Looking for experienced door to door salesman. Looking for a few good highly motivated salesman that would like to be a part of a great company. We are expanding and look forward to hearing from you, Thanks.


If interested e-mail me your Resume at:

[email protected]


----------



## ozarktreeman (Feb 2, 2010)

WoW! where,s mckeetree at.


----------



## Will Sawyer (Feb 2, 2010)

*What are we...*

sellin??


----------



## ddhlakebound (Feb 3, 2010)

I wonder if someone going door to door working on sales commission will worry more about (or even know about) proper tree care or worry about how many dollars of commission they can earn. 

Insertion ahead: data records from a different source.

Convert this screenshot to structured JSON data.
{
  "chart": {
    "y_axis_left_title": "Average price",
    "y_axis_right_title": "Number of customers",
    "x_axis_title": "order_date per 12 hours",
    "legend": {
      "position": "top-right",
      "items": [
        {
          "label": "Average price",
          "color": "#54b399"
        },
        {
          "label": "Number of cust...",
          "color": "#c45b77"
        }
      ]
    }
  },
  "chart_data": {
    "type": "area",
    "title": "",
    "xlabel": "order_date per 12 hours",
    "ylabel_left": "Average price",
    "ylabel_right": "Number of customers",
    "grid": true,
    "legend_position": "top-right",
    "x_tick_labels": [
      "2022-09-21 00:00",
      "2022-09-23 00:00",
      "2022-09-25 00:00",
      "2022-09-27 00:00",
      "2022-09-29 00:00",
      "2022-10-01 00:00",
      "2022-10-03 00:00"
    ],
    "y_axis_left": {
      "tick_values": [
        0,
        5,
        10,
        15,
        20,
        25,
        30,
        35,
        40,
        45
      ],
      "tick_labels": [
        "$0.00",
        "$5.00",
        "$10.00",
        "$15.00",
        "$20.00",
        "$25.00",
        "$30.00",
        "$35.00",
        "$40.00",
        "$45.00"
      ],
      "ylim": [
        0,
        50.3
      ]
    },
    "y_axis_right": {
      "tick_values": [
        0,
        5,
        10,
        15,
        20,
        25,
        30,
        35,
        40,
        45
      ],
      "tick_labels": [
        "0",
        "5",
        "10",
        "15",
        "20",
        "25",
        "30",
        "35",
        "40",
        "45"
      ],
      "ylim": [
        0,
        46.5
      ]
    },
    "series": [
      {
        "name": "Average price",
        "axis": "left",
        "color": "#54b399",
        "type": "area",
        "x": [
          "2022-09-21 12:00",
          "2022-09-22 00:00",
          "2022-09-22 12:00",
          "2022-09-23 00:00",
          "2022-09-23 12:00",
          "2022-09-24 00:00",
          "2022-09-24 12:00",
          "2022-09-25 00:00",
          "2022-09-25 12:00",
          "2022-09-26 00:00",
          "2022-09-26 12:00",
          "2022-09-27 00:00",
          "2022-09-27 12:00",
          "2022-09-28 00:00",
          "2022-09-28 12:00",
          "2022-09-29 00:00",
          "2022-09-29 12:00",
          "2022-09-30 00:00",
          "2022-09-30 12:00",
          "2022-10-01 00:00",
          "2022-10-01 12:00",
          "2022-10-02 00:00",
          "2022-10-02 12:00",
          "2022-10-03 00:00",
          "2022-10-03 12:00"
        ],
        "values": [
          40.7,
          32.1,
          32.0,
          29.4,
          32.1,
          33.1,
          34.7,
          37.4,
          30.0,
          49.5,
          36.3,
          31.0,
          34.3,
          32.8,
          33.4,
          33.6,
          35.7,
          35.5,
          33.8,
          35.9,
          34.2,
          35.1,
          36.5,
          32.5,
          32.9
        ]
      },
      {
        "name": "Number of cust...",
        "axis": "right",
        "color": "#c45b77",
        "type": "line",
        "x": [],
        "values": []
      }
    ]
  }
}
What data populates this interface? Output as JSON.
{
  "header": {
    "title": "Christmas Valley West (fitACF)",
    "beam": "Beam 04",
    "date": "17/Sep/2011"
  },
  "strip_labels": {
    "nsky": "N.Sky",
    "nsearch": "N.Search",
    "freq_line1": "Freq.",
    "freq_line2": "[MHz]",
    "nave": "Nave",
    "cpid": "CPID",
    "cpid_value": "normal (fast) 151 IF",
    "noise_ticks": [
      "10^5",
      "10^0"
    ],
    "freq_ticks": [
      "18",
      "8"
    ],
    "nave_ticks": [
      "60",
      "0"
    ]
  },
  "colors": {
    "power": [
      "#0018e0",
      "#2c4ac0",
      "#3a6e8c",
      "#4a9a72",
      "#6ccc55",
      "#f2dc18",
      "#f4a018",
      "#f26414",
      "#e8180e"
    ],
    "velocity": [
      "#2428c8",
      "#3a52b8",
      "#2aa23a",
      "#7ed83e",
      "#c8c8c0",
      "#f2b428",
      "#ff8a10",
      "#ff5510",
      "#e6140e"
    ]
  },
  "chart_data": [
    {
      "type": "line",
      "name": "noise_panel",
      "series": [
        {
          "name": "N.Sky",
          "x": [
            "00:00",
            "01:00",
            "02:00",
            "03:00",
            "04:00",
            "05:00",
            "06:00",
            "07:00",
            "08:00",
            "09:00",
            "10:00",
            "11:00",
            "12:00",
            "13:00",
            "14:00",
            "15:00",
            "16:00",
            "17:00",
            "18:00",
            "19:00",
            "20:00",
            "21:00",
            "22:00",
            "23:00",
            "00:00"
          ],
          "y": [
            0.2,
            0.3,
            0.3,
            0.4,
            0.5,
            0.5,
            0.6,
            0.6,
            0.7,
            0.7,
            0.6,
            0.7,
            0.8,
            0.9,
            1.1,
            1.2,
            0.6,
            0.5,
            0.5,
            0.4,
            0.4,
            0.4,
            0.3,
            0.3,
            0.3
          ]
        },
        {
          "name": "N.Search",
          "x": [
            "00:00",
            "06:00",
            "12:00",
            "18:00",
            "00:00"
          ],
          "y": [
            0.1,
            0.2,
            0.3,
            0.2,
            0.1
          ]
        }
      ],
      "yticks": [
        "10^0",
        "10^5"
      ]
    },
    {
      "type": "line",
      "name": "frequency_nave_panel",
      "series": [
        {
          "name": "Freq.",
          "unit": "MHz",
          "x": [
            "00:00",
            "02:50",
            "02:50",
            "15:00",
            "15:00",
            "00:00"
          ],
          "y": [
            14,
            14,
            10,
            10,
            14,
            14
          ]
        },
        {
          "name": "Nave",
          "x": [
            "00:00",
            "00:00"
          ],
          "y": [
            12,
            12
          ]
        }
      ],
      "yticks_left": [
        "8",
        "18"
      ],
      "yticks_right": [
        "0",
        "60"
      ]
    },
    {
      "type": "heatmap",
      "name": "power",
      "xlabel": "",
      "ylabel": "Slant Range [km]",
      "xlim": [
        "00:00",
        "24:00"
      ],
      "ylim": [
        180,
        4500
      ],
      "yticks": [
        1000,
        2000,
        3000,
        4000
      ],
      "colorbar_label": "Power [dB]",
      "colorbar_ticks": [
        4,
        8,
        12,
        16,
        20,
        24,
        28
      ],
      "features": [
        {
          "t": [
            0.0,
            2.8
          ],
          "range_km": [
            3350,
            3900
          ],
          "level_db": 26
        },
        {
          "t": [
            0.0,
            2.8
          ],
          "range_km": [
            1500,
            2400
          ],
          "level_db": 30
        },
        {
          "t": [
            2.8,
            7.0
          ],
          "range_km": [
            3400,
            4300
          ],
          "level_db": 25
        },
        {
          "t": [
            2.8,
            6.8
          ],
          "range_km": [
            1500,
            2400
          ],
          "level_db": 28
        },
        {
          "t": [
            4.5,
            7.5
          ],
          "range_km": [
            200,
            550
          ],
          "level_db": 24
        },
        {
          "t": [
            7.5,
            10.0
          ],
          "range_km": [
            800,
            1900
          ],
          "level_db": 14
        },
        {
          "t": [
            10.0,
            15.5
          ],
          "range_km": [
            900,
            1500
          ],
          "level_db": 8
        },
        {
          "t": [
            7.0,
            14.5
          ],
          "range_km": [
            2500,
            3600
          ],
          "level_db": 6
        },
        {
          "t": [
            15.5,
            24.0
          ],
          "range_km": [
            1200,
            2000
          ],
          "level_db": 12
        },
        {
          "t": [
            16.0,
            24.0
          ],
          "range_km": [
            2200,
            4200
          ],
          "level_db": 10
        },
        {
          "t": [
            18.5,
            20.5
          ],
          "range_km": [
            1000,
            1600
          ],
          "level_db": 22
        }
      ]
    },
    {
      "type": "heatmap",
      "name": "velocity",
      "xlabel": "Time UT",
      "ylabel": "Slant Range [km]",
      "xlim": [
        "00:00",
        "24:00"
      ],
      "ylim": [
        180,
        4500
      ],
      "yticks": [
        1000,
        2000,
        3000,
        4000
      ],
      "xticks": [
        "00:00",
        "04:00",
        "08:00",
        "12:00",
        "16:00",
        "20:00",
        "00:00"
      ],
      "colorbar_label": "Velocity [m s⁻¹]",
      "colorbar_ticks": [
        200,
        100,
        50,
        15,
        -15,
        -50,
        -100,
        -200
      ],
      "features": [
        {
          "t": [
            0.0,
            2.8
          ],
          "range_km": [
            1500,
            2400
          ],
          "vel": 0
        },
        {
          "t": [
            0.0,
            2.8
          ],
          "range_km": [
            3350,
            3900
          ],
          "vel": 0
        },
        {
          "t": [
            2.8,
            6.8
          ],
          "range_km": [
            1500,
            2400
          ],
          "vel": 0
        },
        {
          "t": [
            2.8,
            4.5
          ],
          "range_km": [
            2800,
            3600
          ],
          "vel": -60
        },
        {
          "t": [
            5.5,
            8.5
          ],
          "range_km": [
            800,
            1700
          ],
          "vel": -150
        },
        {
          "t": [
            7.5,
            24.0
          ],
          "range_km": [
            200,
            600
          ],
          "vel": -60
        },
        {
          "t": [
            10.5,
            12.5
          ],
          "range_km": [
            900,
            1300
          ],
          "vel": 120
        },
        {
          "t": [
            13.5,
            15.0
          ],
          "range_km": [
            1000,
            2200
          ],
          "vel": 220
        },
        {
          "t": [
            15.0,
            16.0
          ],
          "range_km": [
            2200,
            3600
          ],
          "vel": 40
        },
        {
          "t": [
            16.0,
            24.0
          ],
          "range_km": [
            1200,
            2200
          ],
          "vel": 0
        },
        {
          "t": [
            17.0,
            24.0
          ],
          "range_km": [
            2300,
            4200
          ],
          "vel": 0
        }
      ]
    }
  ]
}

It's also nice that you're providing so much info to the people you want to go door knocking for you. Got a website?

Maybe you'd have better luck posting on an unemployed used car salesman forum.


----------



## af7850 (Feb 18, 2010)

*Wow... what a hack.*

Found the guy's website, worth a look.

www.bamtreeexperts.com

I especially like the part that says that the presence of dead limbs is a sign that your tree needs to be removed.


----------



## bulldoglover (Feb 19, 2010)

af7850 said:


> Found the guy's website, worth a look.
> 
> www.bamtreeexperts.com
> 
> I especially like the part that says that the presence of dead limbs is a sign that your tree needs to be removed.



Nice job finding that, I like the guy up the tree with ear muffs and a baseball hat.


----------



## treemandan (Feb 20, 2010)

I just wanna know what happened to the last guy that was sent out. This job sounds more like a Kamikazee mission than a real job.


----------